Por fim, quero deixar o registro aos leitores do Noticias Agricolas que tiveram a paciência de ler esse artigo até aqui, que a economia global depende muito do fluxo comercial estabelecido com a China.
É com profundo pesar que observo no Agronegócio Brasileiro a propagação de inverdades e estupidezes ofensivas contra o nosso maior cliente.
Realmente, gostaria muito de ver o que fariam se os chineses deslocassem boa parte das compras para os países da Africa Subsaariana, que possuem condições edafoclimáticas semelhantes e até de logística melhores do que as nossas devido a maior proximidade, os quais podem tranquilamente no médio prazo e com os investimentos realizados pela China se tornarem grandes produtores e exportadores de soja, milho, carnes e o que for.

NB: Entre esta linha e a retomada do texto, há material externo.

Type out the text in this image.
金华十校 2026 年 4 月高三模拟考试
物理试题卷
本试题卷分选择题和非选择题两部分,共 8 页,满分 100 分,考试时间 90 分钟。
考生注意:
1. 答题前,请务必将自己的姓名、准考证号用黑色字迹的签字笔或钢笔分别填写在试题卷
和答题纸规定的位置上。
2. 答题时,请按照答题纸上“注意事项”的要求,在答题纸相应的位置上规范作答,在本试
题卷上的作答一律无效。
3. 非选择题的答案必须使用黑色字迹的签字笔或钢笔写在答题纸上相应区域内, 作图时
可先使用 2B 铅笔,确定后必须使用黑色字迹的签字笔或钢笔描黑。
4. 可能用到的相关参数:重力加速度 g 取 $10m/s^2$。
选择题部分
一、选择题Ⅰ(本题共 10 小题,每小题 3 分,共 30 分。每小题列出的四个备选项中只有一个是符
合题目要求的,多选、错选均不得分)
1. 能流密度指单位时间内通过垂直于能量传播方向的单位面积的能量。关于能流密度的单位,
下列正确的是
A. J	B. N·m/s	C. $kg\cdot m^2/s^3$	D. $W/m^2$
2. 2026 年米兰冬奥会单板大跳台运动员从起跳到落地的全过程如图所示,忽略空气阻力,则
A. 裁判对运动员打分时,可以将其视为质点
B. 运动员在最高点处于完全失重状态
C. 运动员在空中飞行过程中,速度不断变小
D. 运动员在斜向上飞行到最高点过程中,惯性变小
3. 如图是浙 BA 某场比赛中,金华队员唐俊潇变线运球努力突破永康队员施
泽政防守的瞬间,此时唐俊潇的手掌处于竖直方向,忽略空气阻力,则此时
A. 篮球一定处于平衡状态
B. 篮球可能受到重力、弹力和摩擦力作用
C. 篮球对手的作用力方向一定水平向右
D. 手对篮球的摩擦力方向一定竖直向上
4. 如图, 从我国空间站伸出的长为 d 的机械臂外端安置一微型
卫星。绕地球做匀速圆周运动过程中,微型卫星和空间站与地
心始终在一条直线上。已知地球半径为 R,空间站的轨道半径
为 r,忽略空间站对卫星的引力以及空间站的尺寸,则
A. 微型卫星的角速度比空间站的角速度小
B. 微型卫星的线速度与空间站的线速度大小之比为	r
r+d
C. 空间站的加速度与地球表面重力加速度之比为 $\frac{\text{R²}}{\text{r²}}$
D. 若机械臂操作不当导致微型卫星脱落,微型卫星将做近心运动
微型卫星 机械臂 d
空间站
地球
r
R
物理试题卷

De que forma lidaríamos com a perda de uma parte substancial da demanda chinesa? Cabe lembrar que a Africa reúne, segundo a FAO, ao redor de 500 milhões de hectares de “Cerrado" aptos à agricultura.
Segundo o meu “Professor” e Amigo Liones Severo, que foi o pioneiro das exportações brasileiras de soja para a China, cada navio PANAMAX equivale a cerca de 20.000 hectares plantados. Se considerarmos o volume embarcado, podemos afirmar que bem mais do que a metade da área cultivada aqui, que trouxe grande desenvolvimento e prosperidade para o interior do Brasil, principalmente para o Centro-Oeste, se deve ao fato dos chineses terem decidido melhorar o padrão alimentar do seu Povo, tendo fomentado o fornecimento de matérias primas para atender ao consumo dos rebanhos de aves, suínos e peixes criados naquelas bandas.
Pensemos nisso antes de difundir idiotices que demonstram um elevado grau de ingratidão, ignorância e total desrespeito, num momento de profunda consternação.
Acredito, sinceramente, que essa conjuntura trará enormes oportunidades para estreitar a colaboração entre os Povos e que poderemos sair dessa pandemia para um estágio superior.